Le agradaba recordar que Refik había dicho: «¡Me gustaría ser poeta, como tú!». Si lo hubiera dicho otro, por ejemplo alguien que equiparara la poesía a los cuartetos que escribía su abuelo en sus ratos libres, Muhittin no le habría dado ninguna importancia. En el hecho de que Refik lo dijera había un lamento tan claro y evidente que, cada vez que se acordaba, Muhittin comprendía que su vida despertaba en Refik un deseo de emulación, y eso le suponía un consuelo. Y bien que necesitaba consuelo porque de nuevo pensaba que se había quedado al margen de la vida y que su carrera de poeta había terminado siendo un fracaso. Habían pasado seis meses y su libro no había despertado ninguna otra reacción aparte de un breve artículo publicado en un periódico, de aspecto bienintencionado pero en realidad redactado de forma hostil y retorcida. Cuando se le venía a la memoria el libro de poesía, del que hasta ahora solo se habían vendido doscientas cincuenta copias, se acordaba de aquel artículo hipócrita y despectivo, se preguntaba si habría hecho algo para enfurecer al veterano periodista, a quien había visto una vez en una taberna, y, como no llegaba a ninguna conclusión al respecto, asumía que su poesía y su vida eran un fracaso, y, según se intensificaba aquella idea que llevaba meses rumiando, lo único que se le ocurría era ir a Beyoğlu, tal y como se había pasado el día planeando. En marzo de 1938 tenía veintiocho años. Urgía meditar seriamente si se mantendría fiel a su antigua decisión sobre ser poeta o suicidarse.

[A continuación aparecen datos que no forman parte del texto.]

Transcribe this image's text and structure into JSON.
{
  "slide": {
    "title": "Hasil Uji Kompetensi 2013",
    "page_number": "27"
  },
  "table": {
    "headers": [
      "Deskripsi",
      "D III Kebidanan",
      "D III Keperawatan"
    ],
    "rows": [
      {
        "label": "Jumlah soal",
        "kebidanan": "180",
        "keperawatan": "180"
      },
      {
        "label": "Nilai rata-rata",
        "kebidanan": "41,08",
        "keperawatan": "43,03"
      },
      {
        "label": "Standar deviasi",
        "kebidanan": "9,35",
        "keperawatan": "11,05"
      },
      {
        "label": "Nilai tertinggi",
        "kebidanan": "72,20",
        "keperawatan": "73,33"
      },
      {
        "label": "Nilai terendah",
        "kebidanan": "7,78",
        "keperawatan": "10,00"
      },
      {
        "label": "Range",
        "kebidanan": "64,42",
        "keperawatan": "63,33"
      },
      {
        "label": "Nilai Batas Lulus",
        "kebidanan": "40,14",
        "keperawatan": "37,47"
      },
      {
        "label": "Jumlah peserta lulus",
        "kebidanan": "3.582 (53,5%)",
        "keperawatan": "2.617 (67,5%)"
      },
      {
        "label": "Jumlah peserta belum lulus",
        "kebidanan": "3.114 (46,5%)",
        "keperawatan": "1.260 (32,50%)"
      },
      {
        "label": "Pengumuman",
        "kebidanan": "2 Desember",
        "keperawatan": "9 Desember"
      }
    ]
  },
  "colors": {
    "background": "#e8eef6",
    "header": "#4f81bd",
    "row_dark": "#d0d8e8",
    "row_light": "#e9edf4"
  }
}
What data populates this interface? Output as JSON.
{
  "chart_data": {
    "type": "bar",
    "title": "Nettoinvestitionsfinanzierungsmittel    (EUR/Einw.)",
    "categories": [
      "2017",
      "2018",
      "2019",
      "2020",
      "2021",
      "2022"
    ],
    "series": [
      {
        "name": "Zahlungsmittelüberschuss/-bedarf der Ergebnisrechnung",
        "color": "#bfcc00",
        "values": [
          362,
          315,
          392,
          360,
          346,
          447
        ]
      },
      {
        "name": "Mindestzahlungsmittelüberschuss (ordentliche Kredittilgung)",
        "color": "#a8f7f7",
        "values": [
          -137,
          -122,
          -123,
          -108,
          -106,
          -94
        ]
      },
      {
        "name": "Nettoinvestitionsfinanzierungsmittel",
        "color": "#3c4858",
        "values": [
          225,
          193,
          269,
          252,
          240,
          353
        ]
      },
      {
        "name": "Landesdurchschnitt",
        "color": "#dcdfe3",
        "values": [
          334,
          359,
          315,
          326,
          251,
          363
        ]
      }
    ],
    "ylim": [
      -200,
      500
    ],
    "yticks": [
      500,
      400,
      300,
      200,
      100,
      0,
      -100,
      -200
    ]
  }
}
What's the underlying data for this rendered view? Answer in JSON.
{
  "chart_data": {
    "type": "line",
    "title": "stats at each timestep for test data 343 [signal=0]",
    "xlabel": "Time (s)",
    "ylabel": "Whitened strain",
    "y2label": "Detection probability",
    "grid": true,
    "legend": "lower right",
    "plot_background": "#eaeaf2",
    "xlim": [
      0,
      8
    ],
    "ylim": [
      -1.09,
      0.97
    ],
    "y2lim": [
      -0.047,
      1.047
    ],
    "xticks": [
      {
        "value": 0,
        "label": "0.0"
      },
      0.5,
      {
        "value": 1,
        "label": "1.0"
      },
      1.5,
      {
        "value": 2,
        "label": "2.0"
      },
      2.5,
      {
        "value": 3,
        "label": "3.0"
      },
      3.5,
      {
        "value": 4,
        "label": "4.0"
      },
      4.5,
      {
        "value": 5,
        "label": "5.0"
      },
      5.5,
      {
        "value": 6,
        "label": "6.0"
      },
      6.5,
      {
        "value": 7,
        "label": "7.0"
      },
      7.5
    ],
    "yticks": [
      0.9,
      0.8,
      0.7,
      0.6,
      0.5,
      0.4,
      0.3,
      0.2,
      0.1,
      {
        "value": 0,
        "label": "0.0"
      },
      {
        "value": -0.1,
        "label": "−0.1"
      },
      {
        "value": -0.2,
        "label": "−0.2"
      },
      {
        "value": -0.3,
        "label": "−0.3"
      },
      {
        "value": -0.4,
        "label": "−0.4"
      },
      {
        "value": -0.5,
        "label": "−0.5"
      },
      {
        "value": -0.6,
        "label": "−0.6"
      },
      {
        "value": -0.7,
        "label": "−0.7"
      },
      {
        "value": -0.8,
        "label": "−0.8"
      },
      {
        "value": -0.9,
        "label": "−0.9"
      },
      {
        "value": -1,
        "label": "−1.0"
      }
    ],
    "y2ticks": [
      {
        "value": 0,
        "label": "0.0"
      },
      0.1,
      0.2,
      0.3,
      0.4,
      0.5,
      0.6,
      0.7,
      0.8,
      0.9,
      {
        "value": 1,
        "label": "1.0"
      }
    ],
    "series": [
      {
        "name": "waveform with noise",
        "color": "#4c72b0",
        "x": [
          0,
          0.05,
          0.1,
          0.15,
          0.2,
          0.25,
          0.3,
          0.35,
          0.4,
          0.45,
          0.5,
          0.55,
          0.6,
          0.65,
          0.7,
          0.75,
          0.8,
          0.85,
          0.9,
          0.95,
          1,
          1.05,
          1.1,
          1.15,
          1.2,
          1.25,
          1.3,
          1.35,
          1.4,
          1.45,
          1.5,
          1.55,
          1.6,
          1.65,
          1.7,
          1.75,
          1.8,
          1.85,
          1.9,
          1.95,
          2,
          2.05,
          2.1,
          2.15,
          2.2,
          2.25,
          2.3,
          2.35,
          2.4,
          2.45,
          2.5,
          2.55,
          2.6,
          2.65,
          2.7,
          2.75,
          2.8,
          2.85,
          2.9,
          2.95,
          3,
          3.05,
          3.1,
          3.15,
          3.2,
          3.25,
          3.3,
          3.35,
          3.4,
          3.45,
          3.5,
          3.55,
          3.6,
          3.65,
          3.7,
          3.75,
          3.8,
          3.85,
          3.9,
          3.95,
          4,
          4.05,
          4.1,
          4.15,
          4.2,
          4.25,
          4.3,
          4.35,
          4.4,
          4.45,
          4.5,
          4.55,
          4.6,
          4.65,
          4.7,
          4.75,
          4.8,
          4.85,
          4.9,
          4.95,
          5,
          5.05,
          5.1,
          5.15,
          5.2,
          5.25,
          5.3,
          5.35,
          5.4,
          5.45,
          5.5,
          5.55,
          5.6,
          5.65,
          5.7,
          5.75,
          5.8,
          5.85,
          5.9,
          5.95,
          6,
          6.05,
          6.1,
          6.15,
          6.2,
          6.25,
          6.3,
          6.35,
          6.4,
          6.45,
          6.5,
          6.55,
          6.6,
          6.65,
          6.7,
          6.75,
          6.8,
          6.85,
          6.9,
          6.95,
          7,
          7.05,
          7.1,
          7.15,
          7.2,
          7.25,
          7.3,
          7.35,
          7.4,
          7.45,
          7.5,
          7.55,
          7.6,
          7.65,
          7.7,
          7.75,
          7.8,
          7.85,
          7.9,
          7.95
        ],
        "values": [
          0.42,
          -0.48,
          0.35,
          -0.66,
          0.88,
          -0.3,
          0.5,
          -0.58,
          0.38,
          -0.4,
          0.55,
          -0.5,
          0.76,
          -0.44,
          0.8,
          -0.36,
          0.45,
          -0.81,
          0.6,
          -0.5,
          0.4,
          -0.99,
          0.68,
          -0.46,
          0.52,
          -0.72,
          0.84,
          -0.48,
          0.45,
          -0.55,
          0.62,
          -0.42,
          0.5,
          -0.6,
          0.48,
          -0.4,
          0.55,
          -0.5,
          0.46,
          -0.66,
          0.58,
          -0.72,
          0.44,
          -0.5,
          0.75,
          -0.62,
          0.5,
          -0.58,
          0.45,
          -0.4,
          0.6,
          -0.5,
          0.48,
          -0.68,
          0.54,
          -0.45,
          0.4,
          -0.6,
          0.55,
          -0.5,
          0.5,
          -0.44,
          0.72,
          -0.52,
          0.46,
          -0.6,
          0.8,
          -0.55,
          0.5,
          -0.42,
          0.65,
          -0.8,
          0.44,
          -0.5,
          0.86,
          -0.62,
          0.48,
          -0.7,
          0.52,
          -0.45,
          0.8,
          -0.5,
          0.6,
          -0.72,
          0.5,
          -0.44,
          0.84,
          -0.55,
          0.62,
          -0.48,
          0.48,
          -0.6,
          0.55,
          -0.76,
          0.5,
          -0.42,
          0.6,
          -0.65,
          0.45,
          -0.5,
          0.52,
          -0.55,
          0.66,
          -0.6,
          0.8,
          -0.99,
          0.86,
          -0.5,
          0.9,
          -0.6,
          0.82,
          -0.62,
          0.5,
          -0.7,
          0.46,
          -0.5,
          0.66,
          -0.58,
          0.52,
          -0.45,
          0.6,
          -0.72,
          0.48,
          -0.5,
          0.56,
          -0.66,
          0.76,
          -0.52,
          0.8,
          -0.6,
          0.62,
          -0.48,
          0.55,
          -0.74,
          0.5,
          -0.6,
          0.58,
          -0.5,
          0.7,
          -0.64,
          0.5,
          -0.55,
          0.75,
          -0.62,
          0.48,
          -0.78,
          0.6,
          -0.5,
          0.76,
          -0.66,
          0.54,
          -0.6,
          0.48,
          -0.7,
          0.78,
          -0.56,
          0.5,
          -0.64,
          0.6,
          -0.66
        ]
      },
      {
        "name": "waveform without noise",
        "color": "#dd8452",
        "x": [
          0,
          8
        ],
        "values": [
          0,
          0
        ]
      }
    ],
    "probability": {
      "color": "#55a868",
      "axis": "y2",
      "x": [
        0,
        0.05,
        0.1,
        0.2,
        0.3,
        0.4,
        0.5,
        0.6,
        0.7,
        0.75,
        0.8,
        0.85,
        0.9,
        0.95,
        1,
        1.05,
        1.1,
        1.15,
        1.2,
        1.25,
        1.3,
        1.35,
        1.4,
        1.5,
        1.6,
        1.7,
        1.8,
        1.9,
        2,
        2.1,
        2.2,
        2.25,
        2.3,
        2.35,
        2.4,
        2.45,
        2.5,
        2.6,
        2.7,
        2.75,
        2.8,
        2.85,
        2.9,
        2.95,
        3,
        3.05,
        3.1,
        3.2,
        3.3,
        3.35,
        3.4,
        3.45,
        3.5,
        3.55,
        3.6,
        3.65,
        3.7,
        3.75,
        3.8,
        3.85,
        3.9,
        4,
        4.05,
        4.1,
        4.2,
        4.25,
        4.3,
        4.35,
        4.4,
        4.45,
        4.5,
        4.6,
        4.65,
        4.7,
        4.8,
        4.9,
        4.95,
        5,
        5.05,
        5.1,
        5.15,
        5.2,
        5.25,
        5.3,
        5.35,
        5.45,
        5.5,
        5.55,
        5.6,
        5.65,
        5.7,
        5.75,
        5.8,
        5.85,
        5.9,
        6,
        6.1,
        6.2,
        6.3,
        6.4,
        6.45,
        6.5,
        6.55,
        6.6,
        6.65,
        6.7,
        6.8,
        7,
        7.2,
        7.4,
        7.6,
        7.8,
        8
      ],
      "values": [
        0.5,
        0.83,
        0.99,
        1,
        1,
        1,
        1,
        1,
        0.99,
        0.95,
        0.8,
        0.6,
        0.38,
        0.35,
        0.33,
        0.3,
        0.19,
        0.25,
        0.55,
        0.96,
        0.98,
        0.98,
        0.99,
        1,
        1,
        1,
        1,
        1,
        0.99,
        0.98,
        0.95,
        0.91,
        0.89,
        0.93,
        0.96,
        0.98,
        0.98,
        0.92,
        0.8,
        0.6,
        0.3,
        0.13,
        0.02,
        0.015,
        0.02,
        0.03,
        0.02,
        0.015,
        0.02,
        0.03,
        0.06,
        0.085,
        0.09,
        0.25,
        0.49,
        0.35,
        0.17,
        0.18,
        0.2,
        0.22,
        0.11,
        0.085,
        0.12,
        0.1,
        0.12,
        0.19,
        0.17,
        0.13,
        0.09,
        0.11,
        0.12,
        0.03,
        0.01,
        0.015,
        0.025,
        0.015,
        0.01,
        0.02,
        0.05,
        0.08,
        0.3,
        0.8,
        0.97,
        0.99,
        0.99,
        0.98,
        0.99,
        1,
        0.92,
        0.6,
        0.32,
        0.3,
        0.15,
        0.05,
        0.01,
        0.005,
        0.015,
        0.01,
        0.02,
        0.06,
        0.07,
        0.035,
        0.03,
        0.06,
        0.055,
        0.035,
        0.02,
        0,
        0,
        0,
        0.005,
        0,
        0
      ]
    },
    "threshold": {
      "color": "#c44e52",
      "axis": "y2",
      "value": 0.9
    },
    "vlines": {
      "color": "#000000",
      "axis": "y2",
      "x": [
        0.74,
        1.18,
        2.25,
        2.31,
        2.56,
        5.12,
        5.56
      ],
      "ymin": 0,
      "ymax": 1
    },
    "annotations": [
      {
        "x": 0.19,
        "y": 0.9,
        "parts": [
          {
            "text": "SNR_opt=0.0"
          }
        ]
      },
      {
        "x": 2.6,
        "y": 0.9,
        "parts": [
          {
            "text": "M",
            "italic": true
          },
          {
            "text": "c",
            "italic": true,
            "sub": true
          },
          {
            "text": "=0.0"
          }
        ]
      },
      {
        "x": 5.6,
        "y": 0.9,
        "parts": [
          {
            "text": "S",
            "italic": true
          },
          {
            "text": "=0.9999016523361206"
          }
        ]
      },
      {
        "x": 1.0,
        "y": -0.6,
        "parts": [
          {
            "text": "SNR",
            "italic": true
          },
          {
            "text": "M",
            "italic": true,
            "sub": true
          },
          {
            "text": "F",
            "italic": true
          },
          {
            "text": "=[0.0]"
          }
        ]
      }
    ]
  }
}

«¡Dentro de dos años tendré treinta!», pensó Muhittin y, llevado por la fuerza de la costumbre, entró en la taberna a la que siempre iba a beber: adoptó una expresión de frialdad para no tener que saludar a las caras conocidas y no dejarse llevar por los vulgares ritos tabernarios. El camarero le sirvió el rakı y los garbanzos tostados que siempre le llevaba. Empezó a beber a toda velocidad sin levantar la cabeza.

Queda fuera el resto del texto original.